At least raising the kids will be easy. With their current schedules (which will change because I want them to get promoted more), Trista leaves for work right when Ostacato comes back. But it doesn't matter even if they're gone at the same time, because Tessa and Jonathan have at least ten more days left in them, which is enough to be alive for the births of both children, and they'll probably pass around when the second child becomes a child. I'm hoping to have Trista be at the top of the Slacker career track by then so her hours will be very agreeable to not needing a nanny, but probably another job along the way to the top will be good enough.

Speaking of nannies, I hired a maid because I couldn't keep up with the cleaning and I was hoping to have her marry Ostacato if necessary.
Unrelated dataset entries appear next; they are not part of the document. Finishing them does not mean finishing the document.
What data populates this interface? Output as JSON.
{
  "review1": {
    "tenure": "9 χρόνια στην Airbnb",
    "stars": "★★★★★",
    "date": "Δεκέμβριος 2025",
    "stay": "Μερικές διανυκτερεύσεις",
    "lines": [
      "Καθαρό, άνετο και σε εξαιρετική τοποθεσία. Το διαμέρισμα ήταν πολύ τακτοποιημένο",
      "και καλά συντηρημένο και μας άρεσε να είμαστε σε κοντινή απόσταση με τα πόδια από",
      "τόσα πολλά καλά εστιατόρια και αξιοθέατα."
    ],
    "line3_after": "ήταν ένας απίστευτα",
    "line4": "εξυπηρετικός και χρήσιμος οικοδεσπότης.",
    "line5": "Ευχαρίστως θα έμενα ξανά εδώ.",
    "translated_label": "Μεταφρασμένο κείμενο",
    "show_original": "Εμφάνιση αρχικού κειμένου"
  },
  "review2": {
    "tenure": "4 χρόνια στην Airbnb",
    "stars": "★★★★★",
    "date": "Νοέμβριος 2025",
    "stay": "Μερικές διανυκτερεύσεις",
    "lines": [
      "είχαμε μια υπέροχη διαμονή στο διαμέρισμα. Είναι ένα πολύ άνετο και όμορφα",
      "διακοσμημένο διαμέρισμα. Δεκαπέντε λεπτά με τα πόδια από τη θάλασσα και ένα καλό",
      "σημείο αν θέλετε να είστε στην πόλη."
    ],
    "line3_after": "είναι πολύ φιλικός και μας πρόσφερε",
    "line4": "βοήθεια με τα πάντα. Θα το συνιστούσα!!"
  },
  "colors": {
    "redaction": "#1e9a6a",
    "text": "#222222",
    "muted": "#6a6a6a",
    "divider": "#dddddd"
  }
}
It wasn't, and now she comes every day anyway. It isn't expensive, and it gives my Sims more time to focus on their wants and needs.

One more thing. SICKNESS. I've never had a problem with sick Sims before. I've only ever had two Sims get sick before. But Ostacato has been sick five times. The first time it was with the flu. He got Charleigh sick and then got better, but Charleigh got him sick and then they got well together. Then he had two colds. Then he got the flu again, getting Tessa and Charleigh sick. And now he has another cold. Ugh.

I'm going to eat and then play more. Trista has one more day before giving birth. I think I'm going to name it Seth for a boy and Ann Marie for a girl.

OH. And I finally added windows to the house. It cost 4000, and they still had 9000 left. Now they're at around 11000. Jonathan can finish a painting about every two days, and they all see for around 500. Plus, Tessa finished a novel that sold for around 2500, and she's working on another that will probably be done right before she dies.